Algorithm 1 is lightweight: it requires only implementation generation and representation distance calculation, not full MI. This allows it to serve as a pre-processing step to decide if a large model or complex task can be reduced to known objects.
The theory connects interpretations, circuits, and representations. Specifically, interpretation compression \(\kappa\) shows that more abstract interpretations have more implementations, making precise discrimination through representation distance harder.
The use of linear representation similarity is measured.
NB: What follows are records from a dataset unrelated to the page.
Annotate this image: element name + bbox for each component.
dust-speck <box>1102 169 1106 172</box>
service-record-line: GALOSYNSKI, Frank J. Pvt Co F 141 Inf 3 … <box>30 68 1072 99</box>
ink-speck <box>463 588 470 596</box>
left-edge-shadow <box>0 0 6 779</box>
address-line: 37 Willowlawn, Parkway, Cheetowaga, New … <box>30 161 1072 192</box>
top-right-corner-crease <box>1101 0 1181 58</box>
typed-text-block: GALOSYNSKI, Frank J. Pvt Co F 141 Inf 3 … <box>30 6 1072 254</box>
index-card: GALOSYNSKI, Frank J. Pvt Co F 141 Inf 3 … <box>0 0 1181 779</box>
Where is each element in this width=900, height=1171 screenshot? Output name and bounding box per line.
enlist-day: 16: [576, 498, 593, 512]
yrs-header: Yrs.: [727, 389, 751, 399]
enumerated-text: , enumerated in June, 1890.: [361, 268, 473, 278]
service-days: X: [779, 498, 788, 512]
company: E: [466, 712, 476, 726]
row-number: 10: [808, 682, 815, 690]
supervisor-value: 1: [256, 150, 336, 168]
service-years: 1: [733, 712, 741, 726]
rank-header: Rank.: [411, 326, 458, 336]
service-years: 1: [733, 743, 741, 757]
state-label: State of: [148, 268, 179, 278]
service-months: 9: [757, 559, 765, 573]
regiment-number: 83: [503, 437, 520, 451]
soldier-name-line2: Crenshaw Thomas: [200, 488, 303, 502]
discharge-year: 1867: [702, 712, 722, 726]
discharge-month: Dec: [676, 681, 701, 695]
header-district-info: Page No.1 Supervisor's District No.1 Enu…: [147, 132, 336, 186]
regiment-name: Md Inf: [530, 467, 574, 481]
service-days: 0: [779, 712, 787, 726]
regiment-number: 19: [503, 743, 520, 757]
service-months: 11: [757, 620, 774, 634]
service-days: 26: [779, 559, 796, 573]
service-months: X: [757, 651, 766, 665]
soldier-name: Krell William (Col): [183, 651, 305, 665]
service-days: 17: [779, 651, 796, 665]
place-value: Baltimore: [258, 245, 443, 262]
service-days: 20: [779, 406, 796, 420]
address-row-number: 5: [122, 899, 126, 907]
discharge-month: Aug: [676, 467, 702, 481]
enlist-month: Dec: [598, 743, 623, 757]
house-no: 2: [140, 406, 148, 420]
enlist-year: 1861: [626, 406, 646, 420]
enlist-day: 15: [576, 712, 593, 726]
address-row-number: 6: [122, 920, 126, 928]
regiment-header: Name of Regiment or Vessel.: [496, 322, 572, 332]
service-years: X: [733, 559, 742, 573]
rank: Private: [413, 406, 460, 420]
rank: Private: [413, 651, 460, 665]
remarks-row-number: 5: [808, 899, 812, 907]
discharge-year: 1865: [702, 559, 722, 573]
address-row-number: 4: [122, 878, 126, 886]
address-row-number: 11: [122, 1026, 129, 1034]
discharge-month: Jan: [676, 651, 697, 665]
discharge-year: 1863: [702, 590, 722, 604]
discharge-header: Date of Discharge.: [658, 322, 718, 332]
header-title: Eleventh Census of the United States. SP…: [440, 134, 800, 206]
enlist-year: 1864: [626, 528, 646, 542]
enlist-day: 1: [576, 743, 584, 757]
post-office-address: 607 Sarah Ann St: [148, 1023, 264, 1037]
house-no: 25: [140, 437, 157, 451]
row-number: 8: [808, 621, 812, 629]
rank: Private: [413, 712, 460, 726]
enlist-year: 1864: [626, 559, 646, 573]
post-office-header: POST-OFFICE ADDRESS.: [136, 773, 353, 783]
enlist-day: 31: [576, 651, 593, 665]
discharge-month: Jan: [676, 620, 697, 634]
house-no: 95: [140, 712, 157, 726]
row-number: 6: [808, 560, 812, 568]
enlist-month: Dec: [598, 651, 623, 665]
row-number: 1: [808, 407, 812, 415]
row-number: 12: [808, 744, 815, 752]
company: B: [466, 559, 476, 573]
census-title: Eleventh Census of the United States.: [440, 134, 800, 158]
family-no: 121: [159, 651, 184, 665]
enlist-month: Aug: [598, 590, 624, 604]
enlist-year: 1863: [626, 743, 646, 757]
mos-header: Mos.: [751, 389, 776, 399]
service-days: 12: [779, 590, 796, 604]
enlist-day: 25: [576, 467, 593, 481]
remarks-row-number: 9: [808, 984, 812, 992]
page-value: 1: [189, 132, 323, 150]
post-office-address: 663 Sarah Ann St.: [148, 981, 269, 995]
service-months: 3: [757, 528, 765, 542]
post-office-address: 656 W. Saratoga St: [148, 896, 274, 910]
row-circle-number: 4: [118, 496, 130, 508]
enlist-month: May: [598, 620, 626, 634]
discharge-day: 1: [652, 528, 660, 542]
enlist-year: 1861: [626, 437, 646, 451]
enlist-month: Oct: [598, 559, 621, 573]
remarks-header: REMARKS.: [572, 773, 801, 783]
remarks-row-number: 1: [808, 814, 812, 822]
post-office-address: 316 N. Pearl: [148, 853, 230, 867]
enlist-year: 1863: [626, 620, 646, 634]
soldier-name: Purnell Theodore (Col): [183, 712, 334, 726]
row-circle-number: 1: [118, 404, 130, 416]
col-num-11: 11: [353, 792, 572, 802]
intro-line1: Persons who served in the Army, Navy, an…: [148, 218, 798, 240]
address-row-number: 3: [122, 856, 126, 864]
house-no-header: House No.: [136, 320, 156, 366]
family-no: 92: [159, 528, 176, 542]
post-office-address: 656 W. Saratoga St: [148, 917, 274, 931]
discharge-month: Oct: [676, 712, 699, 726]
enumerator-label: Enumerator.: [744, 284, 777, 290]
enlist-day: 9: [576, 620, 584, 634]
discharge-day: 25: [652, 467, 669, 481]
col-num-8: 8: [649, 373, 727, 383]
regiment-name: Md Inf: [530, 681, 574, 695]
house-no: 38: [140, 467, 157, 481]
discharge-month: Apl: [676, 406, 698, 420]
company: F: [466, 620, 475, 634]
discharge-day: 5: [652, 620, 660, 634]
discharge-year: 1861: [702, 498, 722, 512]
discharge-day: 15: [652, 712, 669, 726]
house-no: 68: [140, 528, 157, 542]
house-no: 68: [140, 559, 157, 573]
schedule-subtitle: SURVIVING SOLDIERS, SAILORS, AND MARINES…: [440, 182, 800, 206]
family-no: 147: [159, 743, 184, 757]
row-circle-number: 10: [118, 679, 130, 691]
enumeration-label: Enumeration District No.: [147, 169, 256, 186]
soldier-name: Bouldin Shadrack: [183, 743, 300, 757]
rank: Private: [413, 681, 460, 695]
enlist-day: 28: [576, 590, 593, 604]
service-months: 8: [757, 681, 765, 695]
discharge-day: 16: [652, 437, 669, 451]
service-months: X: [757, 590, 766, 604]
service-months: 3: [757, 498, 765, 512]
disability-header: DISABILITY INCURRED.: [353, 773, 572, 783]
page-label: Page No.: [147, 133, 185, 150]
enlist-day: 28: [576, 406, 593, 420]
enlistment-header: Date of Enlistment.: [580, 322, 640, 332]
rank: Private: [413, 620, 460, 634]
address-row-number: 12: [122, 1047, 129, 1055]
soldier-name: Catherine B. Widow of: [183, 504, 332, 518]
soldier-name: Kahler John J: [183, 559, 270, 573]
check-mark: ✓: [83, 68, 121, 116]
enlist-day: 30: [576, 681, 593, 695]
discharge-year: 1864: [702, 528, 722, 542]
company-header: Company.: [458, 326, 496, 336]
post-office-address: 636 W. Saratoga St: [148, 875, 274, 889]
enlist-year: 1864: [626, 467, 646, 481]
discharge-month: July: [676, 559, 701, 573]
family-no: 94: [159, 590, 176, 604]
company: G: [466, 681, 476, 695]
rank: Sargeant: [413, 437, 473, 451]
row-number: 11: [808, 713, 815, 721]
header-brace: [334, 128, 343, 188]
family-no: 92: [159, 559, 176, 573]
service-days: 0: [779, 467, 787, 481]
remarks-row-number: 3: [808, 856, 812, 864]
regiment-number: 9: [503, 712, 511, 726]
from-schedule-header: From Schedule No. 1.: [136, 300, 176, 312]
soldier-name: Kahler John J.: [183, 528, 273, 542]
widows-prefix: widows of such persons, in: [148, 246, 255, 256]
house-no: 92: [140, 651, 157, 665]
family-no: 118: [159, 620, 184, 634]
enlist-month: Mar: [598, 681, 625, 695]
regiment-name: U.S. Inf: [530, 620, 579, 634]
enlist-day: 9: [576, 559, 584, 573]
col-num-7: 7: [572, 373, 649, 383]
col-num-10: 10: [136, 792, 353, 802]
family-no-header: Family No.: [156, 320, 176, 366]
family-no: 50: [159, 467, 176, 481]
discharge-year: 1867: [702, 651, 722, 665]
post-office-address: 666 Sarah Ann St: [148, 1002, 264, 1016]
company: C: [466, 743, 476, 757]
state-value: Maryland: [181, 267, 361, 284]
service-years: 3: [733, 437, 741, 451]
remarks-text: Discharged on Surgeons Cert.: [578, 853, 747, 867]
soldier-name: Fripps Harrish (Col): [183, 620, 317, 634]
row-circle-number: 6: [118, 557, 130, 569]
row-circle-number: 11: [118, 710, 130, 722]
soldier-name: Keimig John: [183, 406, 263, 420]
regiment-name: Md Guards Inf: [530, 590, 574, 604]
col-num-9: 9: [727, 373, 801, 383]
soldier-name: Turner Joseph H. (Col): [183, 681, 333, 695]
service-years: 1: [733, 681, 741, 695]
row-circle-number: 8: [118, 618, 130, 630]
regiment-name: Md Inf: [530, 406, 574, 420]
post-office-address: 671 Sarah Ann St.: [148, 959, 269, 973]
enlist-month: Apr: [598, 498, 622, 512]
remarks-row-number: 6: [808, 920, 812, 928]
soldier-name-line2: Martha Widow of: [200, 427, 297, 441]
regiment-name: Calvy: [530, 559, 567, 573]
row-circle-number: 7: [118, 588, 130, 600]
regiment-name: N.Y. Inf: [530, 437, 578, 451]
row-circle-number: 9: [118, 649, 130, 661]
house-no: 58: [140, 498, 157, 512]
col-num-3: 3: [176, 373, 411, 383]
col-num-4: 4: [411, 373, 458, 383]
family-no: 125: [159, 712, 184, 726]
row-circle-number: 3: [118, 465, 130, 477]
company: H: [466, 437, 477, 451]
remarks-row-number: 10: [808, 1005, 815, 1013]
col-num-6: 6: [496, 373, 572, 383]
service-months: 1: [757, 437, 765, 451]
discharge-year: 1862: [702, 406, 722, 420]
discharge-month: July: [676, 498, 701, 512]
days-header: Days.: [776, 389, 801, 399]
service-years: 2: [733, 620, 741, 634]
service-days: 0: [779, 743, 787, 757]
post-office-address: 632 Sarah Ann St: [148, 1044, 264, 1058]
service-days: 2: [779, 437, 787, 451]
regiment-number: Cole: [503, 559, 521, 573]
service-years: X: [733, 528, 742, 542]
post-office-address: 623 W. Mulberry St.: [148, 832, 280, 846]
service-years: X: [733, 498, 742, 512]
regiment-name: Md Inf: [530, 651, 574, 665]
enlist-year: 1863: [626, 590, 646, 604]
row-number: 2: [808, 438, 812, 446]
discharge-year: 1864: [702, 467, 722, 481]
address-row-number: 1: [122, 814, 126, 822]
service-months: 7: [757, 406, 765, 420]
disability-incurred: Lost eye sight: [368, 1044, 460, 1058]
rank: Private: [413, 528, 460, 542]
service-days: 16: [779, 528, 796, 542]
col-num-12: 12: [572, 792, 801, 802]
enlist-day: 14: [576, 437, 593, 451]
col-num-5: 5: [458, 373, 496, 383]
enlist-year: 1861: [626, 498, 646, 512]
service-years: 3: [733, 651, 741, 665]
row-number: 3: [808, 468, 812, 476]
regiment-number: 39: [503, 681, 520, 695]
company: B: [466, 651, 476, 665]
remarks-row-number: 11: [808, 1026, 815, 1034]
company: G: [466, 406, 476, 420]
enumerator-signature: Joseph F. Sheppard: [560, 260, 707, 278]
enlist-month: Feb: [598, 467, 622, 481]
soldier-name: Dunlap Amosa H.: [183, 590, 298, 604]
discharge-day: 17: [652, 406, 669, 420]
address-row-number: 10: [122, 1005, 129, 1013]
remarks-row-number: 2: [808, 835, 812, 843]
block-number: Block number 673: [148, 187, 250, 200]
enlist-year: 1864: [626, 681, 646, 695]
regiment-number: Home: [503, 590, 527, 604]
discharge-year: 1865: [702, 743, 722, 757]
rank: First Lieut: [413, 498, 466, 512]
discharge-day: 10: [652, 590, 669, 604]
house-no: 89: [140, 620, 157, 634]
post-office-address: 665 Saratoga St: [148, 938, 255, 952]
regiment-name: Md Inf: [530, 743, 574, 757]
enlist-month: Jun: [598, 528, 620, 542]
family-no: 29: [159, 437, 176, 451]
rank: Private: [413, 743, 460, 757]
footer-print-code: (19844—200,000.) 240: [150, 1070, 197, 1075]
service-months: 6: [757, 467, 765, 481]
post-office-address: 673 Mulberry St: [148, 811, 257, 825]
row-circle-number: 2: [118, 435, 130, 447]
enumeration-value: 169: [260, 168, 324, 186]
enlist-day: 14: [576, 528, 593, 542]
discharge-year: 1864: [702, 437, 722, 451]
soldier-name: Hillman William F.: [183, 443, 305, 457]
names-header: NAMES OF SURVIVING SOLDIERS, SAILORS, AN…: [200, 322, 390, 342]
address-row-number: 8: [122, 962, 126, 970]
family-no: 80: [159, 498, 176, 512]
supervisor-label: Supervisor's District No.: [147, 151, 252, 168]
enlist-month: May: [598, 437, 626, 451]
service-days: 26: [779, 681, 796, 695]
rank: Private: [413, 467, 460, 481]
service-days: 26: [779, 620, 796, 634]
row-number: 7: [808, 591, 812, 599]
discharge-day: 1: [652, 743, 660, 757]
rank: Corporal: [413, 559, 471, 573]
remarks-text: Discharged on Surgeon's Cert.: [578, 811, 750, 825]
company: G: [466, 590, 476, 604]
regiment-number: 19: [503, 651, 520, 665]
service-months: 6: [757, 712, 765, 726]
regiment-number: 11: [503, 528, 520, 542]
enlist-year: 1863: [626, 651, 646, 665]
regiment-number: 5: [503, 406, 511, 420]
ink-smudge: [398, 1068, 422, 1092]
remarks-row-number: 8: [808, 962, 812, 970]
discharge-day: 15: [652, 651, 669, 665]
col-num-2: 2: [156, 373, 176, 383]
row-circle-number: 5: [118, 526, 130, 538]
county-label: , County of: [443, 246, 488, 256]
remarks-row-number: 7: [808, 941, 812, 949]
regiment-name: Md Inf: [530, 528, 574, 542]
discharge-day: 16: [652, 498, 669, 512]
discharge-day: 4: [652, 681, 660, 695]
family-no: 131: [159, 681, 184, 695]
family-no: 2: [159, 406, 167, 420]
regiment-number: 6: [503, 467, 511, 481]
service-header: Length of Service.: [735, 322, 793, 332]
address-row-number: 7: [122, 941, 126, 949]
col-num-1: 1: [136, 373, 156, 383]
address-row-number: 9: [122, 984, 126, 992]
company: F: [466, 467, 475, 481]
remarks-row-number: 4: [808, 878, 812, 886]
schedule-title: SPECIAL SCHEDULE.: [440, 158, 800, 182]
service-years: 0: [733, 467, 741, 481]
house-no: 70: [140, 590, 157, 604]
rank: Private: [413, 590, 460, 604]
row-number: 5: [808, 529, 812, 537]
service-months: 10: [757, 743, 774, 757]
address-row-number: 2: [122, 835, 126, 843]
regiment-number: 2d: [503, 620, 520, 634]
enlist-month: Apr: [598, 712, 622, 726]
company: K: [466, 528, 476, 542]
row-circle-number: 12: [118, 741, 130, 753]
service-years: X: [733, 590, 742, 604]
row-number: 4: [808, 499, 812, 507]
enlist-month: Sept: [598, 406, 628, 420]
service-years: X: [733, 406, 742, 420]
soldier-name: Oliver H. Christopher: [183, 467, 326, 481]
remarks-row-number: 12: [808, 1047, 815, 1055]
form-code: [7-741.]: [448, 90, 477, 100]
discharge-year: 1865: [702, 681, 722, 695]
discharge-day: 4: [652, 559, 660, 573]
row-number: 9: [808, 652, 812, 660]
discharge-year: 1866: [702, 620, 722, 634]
The authors note complex structures might require more general \(d_{repr}\), leaving room for kernel similarity or other representation alignments.
For MI practice: before explaining a large model, ask if it is interpretively equivalent to a smaller one; before explaining next-token prediction, ask if certain token groups share mechanisms with simpler syntactic tasks.

Limitations & Future Work¶

Congruity depends on GetImpl, requiring knowledge of which components do not affect behavior. While more relaxed than full circuit discovery, it still relies on tools like activation patching; errors here could lead to "contaminated" implementation sets.
Linear representation similarity may underestimate complex mechanistic equivalence. If equivalent implementations are not linearly aligned, \(d_{repr}\) will be overestimated.
Tasks are still small: n-Permutation is synthetic, and IOI/POS are well-studied. Verification on real-world complex capabilities (logical reasoning, tool use) is missing.
Interpretive equivalence is not interpretation discovery. Knowing two models are equivalent does not reveal what the shared interpretation is; it acts as a filter for choosing proxy models.
Theoretical bounds involve constants like Lipschitz constants and compression terms that are hard to estimate precisely in real models.

vs Top-down MI: Top-down methods require candidate algorithms; Ours does not, instead judging if two unknown interpretations are equivalent.
vs Bottom-up Circuit Discovery: Ours is more relaxed as it only requires identifying non-critical components for intervention, though it still utilizes circuit toolsets.
vs Causal Abstraction: Causal abstraction usually checks if a high-level model faithfully abstracts a low-level one (requiring both). Ours defines equivalence via implementation sets, bypassing direct symbolic comparison.
vs Representation Similarity: Traditionally used for training dynamics or inductive biases. Ours leverages it as a proxy for interpretive equivalence, backed by theoretical constraints.
Insight: A natural future direction is integrating Congruity into automated MI pipelines: batch-search for small models or simple tasks equivalent to the target, then apply expensive MI only to those simpler objects.

Rating¶

Novelty: ⭐⭐⭐⭐⭐ Transforming mechanistic equivalence into implementation set equivalence via intervention/representation similarity is highly original.
Experimental Thoroughness: ⭐⭐⭐⭐☆ Covers calibration, model reduction, and task reduction, but mainly in controlled toy/IOI/POS scenarios. Real-world validation is needed.
Writing Quality: ⭐⭐⭐⭐☆ Clear main line and Algorithm 1, though the theory is heavy. Requires background in causal abstraction.
Value: ⭐⭐⭐⭐⭐ Provides a new entry point for MI scalability by tracking equivalence before investing in full explanation.